Quite legitimately, publishers of public content are trying to make money off it, although the business model is not always obvious or optimal. If you're lucky, there will be an API with such data and clear documentation. But often your only option is manual browsing or scraping. And this is where problems really begin if you want to index/scrape a website. Scraping puts a load on the host's bandwidth (which might be interpreted as a DDoS attack when done irresponsibly), and to protect themselves, such hosts employ the robots.txt file, which tells web crawlers who can and who cannot scrape their websites. The problem is that rather than devise rules that would allow scraping to be done without affecting the performance, they simply prohibit everyone but the major search engines from crawling the website.
On the one hand, this seems perfectly fine: every website wants to be indexed by a search engine so that users can find them easily through web searches. But the real issue here is that this essentially excludes any other service from accessing the data, even if it is otherwise freely available. Representatives of HiQ, a company that sued LinkedIn over access to its public data, have expressed this rather well:
“HiQ believes that public data must remain public, and innovation on the internet should not be stifled by legal bullying or the anti-competitive hoarding of public data by a small group of powerful companies.”
And this is where big search engines essentially manage to divide and conquer: under the veil of search engine "indexing" they get exclusive access to tons of nominally public data, but which few others can easily index for their own purposes. Small players must negotiate access to each data repository separately (or even license for a payment), while the huge behemoths get it for free, getting bigger in the process, thus stifling innovation and competition.
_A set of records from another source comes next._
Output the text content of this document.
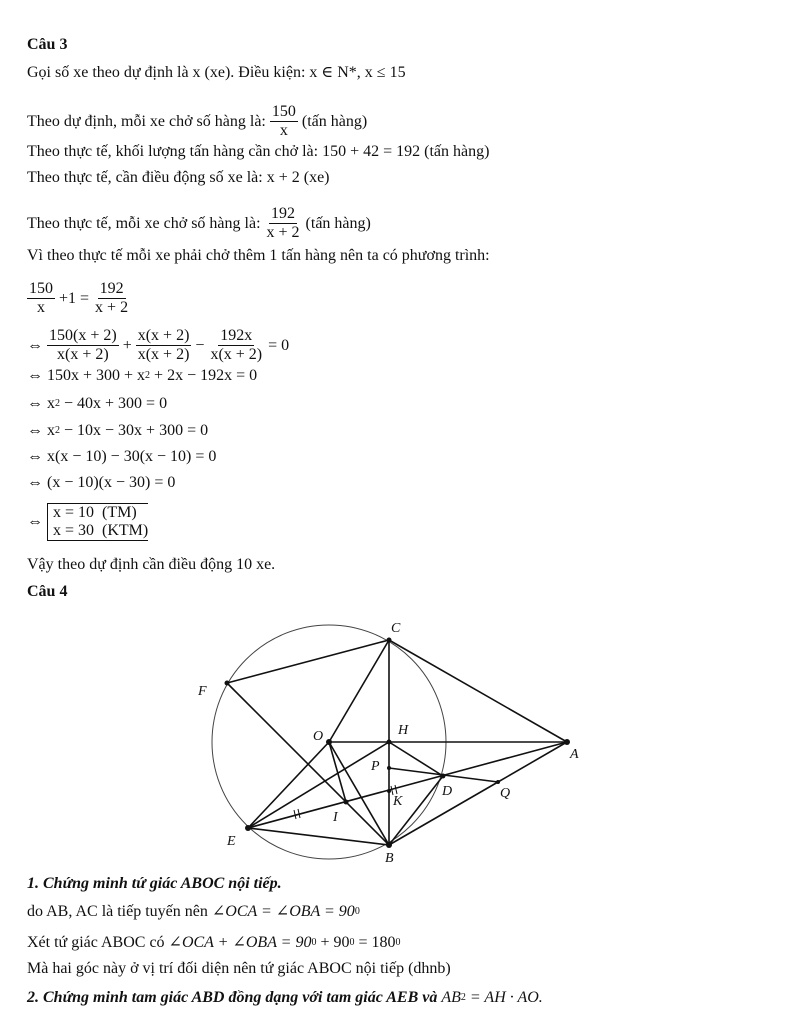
Câu 3
Gọi số xe theo dự định là x (xe). Điều kiện: x ∈ N*, x ≤ 15
Theo dự định, mỗi xe chở số hàng là: $\frac{150}{x}$ (tấn hàng)
Theo thực tế, khối lượng tấn hàng cần chở là: 150 + 42 = 192 (tấn hàng)
Theo thực tế, cần điều động số xe là: x + 2 (xe)
Theo thực tế, mỗi xe chở số hàng là: $\frac{192}{x + 2}$ (tấn hàng)
Vì theo thực tế mỗi xe phải chở thêm 1 tấn hàng nên ta có phương trình:
$\frac{150}{x} +1 = \frac{192}{x + 2}$
⇔ $\frac{150(x + 2)}{x(x + 2)} + \frac{x(x + 2)}{x(x + 2)} - \frac{192x}{x(x + 2)} = 0$
⇔ 150x + 300 + x 2 + 2x − 192x = 0
⇔ x 2 − 40x + 300 = 0
⇔ x 2 − 10x − 30x + 300 = 0
⇔ x(x − 10) − 30(x − 10) = 0
⇔ (x − 10)(x − 30) = 0
⇔
x = 10  (TM)
x = 30  (KTM)
Vậy theo dự định cần điều động 10 xe.
Câu 4
C
F
O	H
A
P
D	Q
K
I
E
B
1. Chứng minh tứ giác ABOC nội tiếp.
do AB, AC là tiếp tuyến nên ∠OCA = ∠OBA = 90 0
Xét tứ giác ABOC có ∠OCA + ∠OBA = 90 0 + 90 0 = 180 0
Mà hai góc này ở vị trí đối diện nên tứ giác ABOC nội tiếp (dhnb)
2. Chứng minh tam giác ABD đồng dạng với tam giác AEB và AB 2 = AH · AO.
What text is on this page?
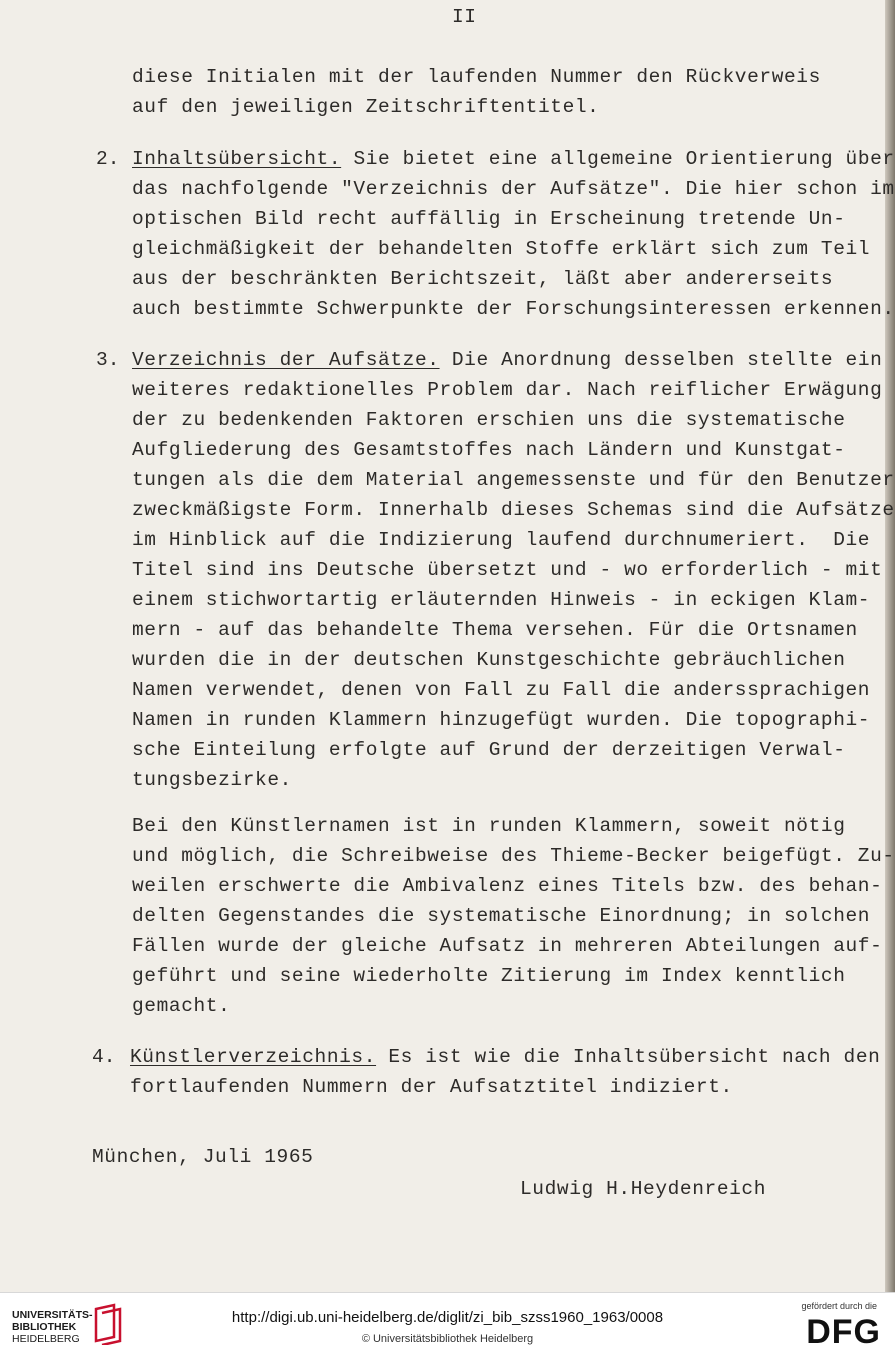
II
diese Initialen mit der laufenden Nummer den Rückverweis
auf den jeweiligen Zeitschriftentitel.
2. Inhaltsübersicht. Sie bietet eine allgemeine Orientierung über
das nachfolgende "Verzeichnis der Aufsätze". Die hier schon im
optischen Bild recht auffällig in Erscheinung tretende Un-
gleichmäßigkeit der behandelten Stoffe erklärt sich zum Teil
aus der beschränkten Berichtszeit, läßt aber andererseits
auch bestimmte Schwerpunkte der Forschungsinteressen erkennen.
3. Verzeichnis der Aufsätze. Die Anordnung desselben stellte ein
weiteres redaktionelles Problem dar. Nach reiflicher Erwägung
der zu bedenkenden Faktoren erschien uns die systematische
Aufgliederung des Gesamtstoffes nach Ländern und Kunstgat-
tungen als die dem Material angemessenste und für den Benutzer
zweckmäßigste Form. Innerhalb dieses Schemas sind die Aufsätze
im Hinblick auf die Indizierung laufend durchnumeriert.  Die
Titel sind ins Deutsche übersetzt und - wo erforderlich - mit
einem stichwortartig erläuternden Hinweis - in eckigen Klam-
mern - auf das behandelte Thema versehen. Für die Ortsnamen
wurden die in der deutschen Kunstgeschichte gebräuchlichen
Namen verwendet, denen von Fall zu Fall die anderssprachigen
Namen in runden Klammern hinzugefügt wurden. Die topographi-
sche Einteilung erfolgte auf Grund der derzeitigen Verwal-
tungsbezirke.
Bei den Künstlernamen ist in runden Klammern, soweit nötig
und möglich, die Schreibweise des Thieme-Becker beigefügt. Zu-
weilen erschwerte die Ambivalenz eines Titels bzw. des behan-
delten Gegenstandes die systematische Einordnung; in solchen
Fällen wurde der gleiche Aufsatz in mehreren Abteilungen auf-
geführt und seine wiederholte Zitierung im Index kenntlich
gemacht.
4. Künstlerverzeichnis. Es ist wie die Inhaltsübersicht nach den
fortlaufenden Nummern der Aufsatztitel indiziert.
München, Juli 1965
Ludwig H.Heydenreich
UNIVERSITÄTS-
BIBLIOTHEK
HEIDELBERG
http://digi.ub.uni-heidelberg.de/diglit/zi_bib_szss1960_1963/0008
© Universitätsbibliothek Heidelberg
gefördert durch die
DFG
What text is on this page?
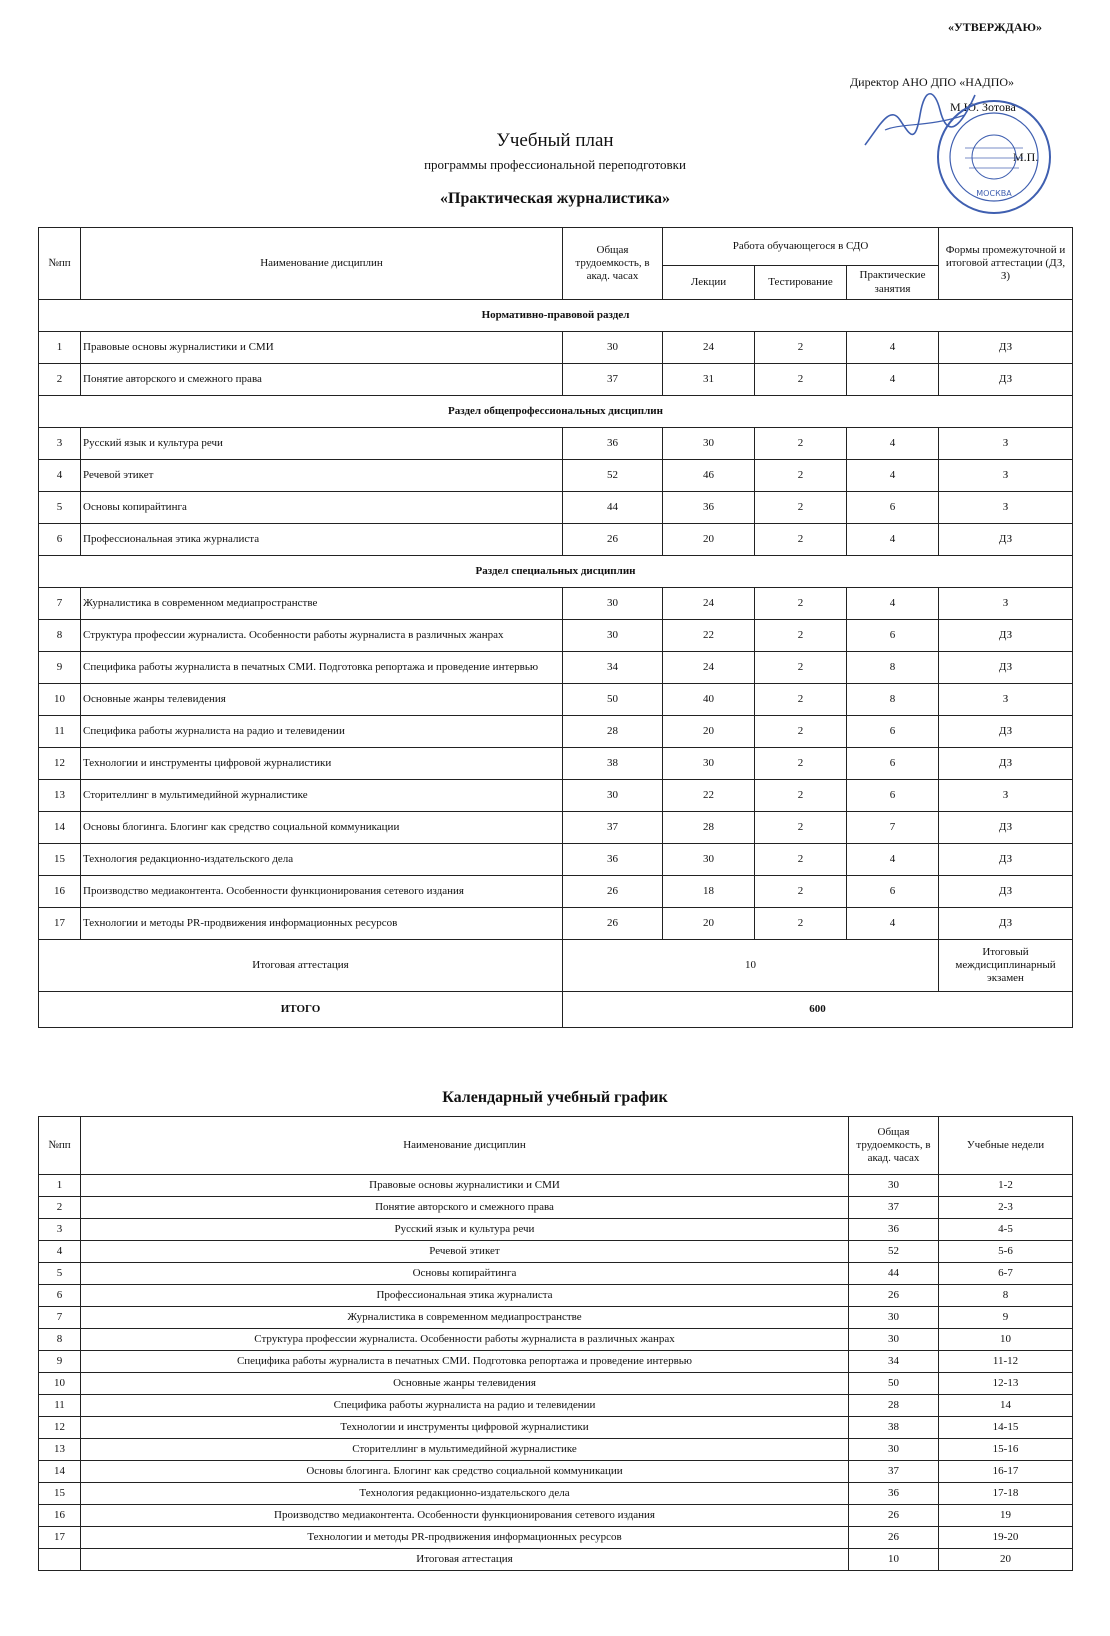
«УТВЕРЖДАЮ»
Директор АНО ДПО «НАДПО»
М.Ю. Зотова
М.П.
МОСКВА
Учебный план
программы профессиональной переподготовки
«Практическая журналистика»
№пп	Наименование дисциплин	Общая трудоемкость, в акад. часах	Работа обучающегося в СДО			Формы промежуточной и итоговой аттестации (ДЗ, З)
			Лекции	Тестирование	Практические занятия	
Нормативно-правовой раздел						
1	Правовые основы журналистики и СМИ	30	24	2	4	ДЗ
2	Понятие авторского и смежного права	37	31	2	4	ДЗ
Раздел общепрофессиональных дисциплин						
3	Русский язык и культура речи	36	30	2	4	З
4	Речевой этикет	52	46	2	4	З
5	Основы копирайтинга	44	36	2	6	З
6	Профессиональная этика журналиста	26	20	2	4	ДЗ
Раздел специальных дисциплин						
7	Журналистика в современном медиапространстве	30	24	2	4	З
8	Структура профессии журналиста. Особенности работы журналиста в различных жанрах	30	22	2	6	ДЗ
9	Специфика работы журналиста в печатных СМИ. Подготовка репортажа и проведение интервью	34	24	2	8	ДЗ
10	Основные жанры телевидения	50	40	2	8	З
11	Специфика работы журналиста на радио и телевидении	28	20	2	6	ДЗ
12	Технологии и инструменты цифровой журналистики	38	30	2	6	ДЗ
13	Сторителлинг в мультимедийной журналистике	30	22	2	6	З
14	Основы блогинга. Блогинг как средство социальной коммуникации	37	28	2	7	ДЗ
15	Технология редакционно-издательского дела	36	30	2	4	ДЗ
16	Производство медиаконтента. Особенности функционирования сетевого издания	26	18	2	6	ДЗ
17	Технологии и методы PR-продвижения информационных ресурсов	26	20	2	4	ДЗ
Итоговая аттестация		10				Итоговый междисциплинарный экзамен
ИТОГО		600				
Календарный учебный график
№пп	Наименование дисциплин	Общая трудоемкость, в акад. часах	Учебные недели
1	Правовые основы журналистики и СМИ	30	1-2
2	Понятие авторского и смежного права	37	2-3
3	Русский язык и культура речи	36	4-5
4	Речевой этикет	52	5-6
5	Основы копирайтинга	44	6-7
6	Профессиональная этика журналиста	26	8
7	Журналистика в современном медиапространстве	30	9
8	Структура профессии журналиста. Особенности работы журналиста в различных жанрах	30	10
9	Специфика работы журналиста в печатных СМИ. Подготовка репортажа и проведение интервью	34	11-12
10	Основные жанры телевидения	50	12-13
11	Специфика работы журналиста на радио и телевидении	28	14
12	Технологии и инструменты цифровой журналистики	38	14-15
13	Сторителлинг в мультимедийной журналистике	30	15-16
14	Основы блогинга. Блогинг как средство социальной коммуникации	37	16-17
15	Технология редакционно-издательского дела	36	17-18
16	Производство медиаконтента. Особенности функционирования сетевого издания	26	19
17	Технологии и методы PR-продвижения информационных ресурсов	26	19-20
	Итоговая аттестация	10	20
Now, some may object that everyone has a right to make money off their data and determine who gets it for what price. At a high level, I agree. But I have some doubts about the validity of how sites implement this:
- The content I am talking about here is freely available by simply browsing. Hence it is public. Moreover, much content is user-generated and these users made a decision to have it publicly available (such as their LinkedIn profiles).
- Since large search engines get such data for free, they can extract a lot of useful information from it at zero cost. Why a smaller player should not be able to have the same level of access is not at all clear to me.
Granted, not everyone provides indexing benefits, but any public data used in a third-party app can (and should) be labeled appropriately, serving as a direct promotion channel. A user is a user, whether she accesses content via a search engine, browsing a website directly, or through an aggregator. It's the same pair of eyes, after all.
There are more nuances to this all, of course, but the truth of the matter is that the internet is undergoing a phase of centralization, with the largest players using their monopolistic positions as unfair advantages. The upside is that monopolists ignore many smaller, highly specialized niches, leaving opportunities for small players to evolve using different strategies. Our niche is startup technology due diligence. Don't let yourself be divided and conquered.